What's always been off to me is the way that American high culture seems to revere food and drink in a way that's very stratified and separated. What I mean is that styles of foods are appreciated by intellectuals only as the style or ethnicity and rarely as a meal itself. For instance, rarely does a liberal intellectual faux-foodie discuss the actual dish they have eaten or plan to eat such as eating duck confit or seafood paella, but instead the discussion is about a particular restaurant's French or Spanish cuisine. Even subcategories stand in for actual meals such as "tapas" or "dim sum." Food is not any particular dish, but instead a collection of dishes making up a particular style of cuisine. These styles are grouped together, usually by cultural origins, but size, or temperature, or season of consumption also can play a part in a grouping. Angelinos LOVE to talk food, and despite most of their inabilities to tell the difference between a cabernet and a zinfandel, they are almost all experts. But throughout all of this stratifying and circle-jerk food discussions, very rarely will a liberal intellectual stoop so low as to discuss the merits of my favorite of the food categories: breakfast.

For a liberal intellectual to discuss breakfast, this discussion better consist of croque monsieurs or eggs Florentine, because the moment you begin discussions of pancakes and waffles, you are immediately low. Unfortunately, breakfast is the King of all Meals, and is not given the respect that other meals, like…say, lunch or dinner are handed. It really is a damn shame to live in a food city as diverse and beautiful as LA and have breakfast shoved to the same corner as chicken fingers and fish sticks. Even traditional foodie no-nos like hot dogs, burgers, and cupcakes are treated like fois gras out here, but breakfast is tossed to the side. Except for one place, on the corner of Sunset and Fairfax, at the Griddle.

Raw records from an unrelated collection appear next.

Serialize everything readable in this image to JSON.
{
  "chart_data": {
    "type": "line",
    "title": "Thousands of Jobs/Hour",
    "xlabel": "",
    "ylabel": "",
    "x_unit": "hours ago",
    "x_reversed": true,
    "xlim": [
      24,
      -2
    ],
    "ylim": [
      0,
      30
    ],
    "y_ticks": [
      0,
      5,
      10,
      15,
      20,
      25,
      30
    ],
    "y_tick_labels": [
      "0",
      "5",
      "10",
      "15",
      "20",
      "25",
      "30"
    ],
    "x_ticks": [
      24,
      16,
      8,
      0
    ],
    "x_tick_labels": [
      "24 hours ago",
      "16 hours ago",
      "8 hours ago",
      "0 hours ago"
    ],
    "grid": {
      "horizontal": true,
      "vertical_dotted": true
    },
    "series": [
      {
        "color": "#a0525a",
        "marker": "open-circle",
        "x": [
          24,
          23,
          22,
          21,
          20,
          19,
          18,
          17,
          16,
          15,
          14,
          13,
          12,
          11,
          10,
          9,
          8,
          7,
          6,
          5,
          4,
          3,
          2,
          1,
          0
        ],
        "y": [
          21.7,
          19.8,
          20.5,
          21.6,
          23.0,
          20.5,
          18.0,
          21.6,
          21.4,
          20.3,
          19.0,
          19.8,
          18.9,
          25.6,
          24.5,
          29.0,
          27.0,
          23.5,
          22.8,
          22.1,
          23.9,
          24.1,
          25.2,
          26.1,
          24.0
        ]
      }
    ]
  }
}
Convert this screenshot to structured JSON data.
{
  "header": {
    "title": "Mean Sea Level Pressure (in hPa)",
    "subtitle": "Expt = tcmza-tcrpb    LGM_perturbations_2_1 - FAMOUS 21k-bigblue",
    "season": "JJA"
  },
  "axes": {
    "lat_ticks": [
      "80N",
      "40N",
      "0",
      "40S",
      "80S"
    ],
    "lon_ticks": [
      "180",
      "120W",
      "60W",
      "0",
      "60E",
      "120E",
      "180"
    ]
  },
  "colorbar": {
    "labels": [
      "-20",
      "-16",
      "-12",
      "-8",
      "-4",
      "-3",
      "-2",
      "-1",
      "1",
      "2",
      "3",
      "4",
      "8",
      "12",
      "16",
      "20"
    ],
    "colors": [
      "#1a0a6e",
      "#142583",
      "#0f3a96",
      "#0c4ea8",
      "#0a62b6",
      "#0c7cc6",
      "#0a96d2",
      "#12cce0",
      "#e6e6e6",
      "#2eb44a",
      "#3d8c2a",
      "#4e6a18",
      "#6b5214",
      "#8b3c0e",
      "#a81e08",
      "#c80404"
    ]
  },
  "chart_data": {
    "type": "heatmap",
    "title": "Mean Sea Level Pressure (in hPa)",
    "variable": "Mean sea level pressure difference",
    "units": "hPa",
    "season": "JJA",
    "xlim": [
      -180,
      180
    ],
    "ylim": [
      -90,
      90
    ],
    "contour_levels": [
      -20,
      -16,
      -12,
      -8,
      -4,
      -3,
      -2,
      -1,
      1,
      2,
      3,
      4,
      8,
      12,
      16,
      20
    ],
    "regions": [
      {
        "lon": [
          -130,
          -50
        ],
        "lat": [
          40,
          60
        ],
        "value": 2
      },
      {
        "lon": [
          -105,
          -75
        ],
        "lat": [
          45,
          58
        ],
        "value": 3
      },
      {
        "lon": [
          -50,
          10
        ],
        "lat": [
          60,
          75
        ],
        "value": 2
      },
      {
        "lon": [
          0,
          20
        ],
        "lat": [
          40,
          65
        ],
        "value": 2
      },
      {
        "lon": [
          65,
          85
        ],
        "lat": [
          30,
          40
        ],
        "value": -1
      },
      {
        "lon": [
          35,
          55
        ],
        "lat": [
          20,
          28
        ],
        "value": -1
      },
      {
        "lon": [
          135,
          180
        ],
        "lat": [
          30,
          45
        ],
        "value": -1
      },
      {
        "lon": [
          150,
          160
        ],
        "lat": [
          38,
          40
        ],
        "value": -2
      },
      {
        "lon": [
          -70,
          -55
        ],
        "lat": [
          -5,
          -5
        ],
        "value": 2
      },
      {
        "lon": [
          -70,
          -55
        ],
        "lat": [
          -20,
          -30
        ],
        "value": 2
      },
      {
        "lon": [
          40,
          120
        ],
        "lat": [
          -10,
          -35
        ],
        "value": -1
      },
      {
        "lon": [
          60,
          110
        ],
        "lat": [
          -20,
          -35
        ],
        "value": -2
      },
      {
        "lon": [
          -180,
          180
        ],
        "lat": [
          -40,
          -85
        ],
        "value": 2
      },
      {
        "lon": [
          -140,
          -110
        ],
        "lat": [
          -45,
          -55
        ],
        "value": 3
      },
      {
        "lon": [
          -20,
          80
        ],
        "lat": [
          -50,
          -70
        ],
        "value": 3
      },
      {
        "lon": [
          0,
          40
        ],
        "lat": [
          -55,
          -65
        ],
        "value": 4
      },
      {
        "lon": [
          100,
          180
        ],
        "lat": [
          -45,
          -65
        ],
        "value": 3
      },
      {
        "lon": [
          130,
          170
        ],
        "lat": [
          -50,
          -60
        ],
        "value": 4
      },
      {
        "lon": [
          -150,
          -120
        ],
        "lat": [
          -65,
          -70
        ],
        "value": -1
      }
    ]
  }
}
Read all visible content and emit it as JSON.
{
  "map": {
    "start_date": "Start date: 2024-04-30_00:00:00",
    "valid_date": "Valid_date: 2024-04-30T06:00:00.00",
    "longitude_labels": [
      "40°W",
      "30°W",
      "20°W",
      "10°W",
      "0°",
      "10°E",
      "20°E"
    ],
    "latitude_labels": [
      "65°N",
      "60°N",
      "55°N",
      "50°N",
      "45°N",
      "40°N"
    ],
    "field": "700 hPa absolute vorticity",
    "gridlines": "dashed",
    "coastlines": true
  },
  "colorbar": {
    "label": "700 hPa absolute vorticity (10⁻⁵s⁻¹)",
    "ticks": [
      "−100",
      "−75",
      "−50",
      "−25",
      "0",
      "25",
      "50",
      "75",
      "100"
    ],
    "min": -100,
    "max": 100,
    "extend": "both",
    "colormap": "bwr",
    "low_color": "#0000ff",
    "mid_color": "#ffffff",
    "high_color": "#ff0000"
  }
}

The Griddle may or may not have my favorite breakfast in LA, but right now I'm leaning towards "not have." It's certainly not perfect, but every Saturday and Sunday, the line grows outside early and often. Even the celebrities get up early and show up for eggs, coffee, and the biggest pancakes you'll ever see on the planet. On one corner in the city, for two mornings a week, breakfast's place as an unimportant food group, eaten only out of necessity to get to lunch, is forgotten and we all gorge ourselves with espresso-packed pancakes and cholesterol–busting breakfasts.

At the risk of turning this entire project into a series of glorified Yelp! reviews, I'll do my best to limit the sausage sucking. I really just love the food here, I love the atmosphere, I am intrigued as to why the wait staff at a breakfast place consists of the best looking men in the USA, and I won't lie, it's a little intimidating; I love the line outside, I love getting up on a Saturday with friends on the couch and making the pilgrimage, I love missing NFL games in lieu of eggs and pancakes, I am also confused as to why my girlfriend always orders the veggie burger despite being surrounded by eggs, waffles, and pancakes; and I love walking out talking about the food despite the lack of port reductions and charcuterie plates. That's really it for me. It's a great spot, in the middle of the city, that brings out the best in people's appetites, during the best meal of the day. To me, the griddle stands for more than stunningly good-looking men and stunningly large pancake concoctions, it stands for breakfast in LA . . . and that's what I'll miss.